Scientists have traditionally used statistical learning systems to teach computers to recognize objects. In such systems, a scientist tells a machine that certain images are faces, then tells it that certain other images are not faces. The computer examines the images pixel by pixel to figure out, statistically, what the face images have in common that the nonface images do not.

For instance, it might learn that a set of pixels representing the brow is a brighter than the pixels representing the pupils, and that the two sets are a standard distance apart. It might notice that the mouth tends to be horizontal, and that there is a sharp change in brightness where the head stops and the background begins. Once trained, it can look at new images and see how closely they match the rules.

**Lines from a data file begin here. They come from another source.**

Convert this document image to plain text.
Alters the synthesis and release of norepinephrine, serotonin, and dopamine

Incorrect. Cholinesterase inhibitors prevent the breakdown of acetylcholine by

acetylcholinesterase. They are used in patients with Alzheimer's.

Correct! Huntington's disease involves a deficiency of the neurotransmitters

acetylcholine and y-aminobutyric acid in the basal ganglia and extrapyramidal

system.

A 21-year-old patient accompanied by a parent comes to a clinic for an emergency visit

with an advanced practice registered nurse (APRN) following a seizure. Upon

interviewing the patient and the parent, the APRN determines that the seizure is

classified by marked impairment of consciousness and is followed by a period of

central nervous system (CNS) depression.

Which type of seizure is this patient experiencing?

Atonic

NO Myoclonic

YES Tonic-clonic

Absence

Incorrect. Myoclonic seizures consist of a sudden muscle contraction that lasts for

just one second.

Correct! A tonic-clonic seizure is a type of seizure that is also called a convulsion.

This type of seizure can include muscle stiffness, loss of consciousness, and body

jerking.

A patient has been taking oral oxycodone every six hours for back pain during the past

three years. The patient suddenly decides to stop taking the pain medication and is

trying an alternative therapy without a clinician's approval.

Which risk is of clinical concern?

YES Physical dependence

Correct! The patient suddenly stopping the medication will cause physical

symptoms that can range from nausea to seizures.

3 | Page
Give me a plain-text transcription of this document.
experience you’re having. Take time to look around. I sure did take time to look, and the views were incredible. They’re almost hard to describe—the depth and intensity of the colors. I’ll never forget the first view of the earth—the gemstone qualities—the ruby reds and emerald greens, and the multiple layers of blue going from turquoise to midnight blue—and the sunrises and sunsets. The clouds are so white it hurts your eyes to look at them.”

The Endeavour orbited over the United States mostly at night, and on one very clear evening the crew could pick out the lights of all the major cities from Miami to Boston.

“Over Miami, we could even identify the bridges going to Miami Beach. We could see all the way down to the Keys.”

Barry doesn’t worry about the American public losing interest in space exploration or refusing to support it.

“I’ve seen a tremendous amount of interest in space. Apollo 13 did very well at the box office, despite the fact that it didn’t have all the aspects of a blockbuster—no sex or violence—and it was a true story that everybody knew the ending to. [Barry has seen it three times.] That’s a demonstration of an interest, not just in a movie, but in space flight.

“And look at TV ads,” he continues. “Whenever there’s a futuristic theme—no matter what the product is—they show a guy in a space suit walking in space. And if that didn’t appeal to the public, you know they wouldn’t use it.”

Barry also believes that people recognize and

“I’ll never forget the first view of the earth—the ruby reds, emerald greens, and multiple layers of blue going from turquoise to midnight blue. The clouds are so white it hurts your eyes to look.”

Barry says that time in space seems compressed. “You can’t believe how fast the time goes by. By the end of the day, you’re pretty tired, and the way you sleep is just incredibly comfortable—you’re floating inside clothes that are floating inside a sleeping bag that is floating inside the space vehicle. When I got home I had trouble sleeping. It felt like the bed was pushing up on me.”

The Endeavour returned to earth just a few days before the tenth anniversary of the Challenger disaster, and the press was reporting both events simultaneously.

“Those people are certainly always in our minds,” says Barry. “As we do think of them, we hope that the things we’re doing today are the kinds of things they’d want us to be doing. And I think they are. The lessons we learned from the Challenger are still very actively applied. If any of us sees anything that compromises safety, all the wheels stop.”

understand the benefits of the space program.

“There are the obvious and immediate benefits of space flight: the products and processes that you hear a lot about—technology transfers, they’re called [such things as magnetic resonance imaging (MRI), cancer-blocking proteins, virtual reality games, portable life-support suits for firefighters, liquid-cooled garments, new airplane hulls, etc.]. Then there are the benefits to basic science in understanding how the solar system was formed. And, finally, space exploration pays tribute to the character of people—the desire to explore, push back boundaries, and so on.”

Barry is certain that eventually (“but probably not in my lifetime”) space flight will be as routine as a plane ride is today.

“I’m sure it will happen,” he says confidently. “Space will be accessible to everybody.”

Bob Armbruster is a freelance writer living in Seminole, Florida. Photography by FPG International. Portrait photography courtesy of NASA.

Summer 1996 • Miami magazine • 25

Although this method can achieve limited results, it does not represent the way the brain processes images. Neurophysiologists at the CBCL are studying how, exactly, the brain does its visual work. They note how each pixel in an image stimulates a photoreceptor in the eye, for instance, based on the pixel’s color value and brightness: each stimulus leads neurons to fire in a particular pattern.

The programmers make a mathematical model of those patterns, tracking which neurons fire (and how strongly) and which don’t. They tell the computer to reproduce the right pattern when it sees a particular pixel, and then they train the system with positive and negative examples of objects. This is a tree, and this is not.

But instead of learning about the objects themselves, the computer learns the neuron stimulation pattern for each type of object. (Essentially, it’s learning patterns of patterns: the patterns of neural reactions not just to pixels but to groupings of pixels.) Later, when it sees a new image of a tree, it will see how closely the resulting neuron pattern matches the ones produced by other tree images. Poggio says this is similar to the way a baby’s brain gets imprinted with visual information and learns about the world around it.

The researchers applied standard tests to the system and found that it can detect people and cars in a street scene about 95 to 98 percent of the time, Bileschi says. The system doesn’t just identify objects; it can view stills or video and recognize an action. It might recognize running, for instance, based on how a leg is bent or how quickly a person shifts position from one frame to the next.

David Lowe, professor of computer science at the University of British Columbia, says many researchers in the field of object recognition had believed that limiting the computer to “biologically plausible” calculations would reduce the machine’s performance compared with approaches that didn’t limit the functions a programmer could include. “However, the latest work by this group has produced some of the best results on standard object classification experiments,” he says. Even Poggio was surprised: he’d thought vision was too poorly understood for researchers to successfully mimic the brain.

“These are first-rate people, and they have some of the best technology for learning and recognizing objects,” says Pietro Perona, a computer vision expert at the California Institute of Technology. But turning the technology into a marketable product, he says, will still take some work.

Bileschi and Lior Wolf, a postdoc in Poggio’s lab, recently presented their work to a conference at MIT’s Deshpande Center for Technological Innovation, along with students from MIT’s Sloan School of Management. They’re hoping to attract interest from someone who will help fund the development needed to take this research from the lab into the marketplace. Although he’s not sure what the best application of the technology would be, Bileschi feels certain that it’s mature enough to be marketable. “It’s no longer a neat toy that does something interesting most of the time,” he says. “It’s at the point where it does something useful almost all of the time.”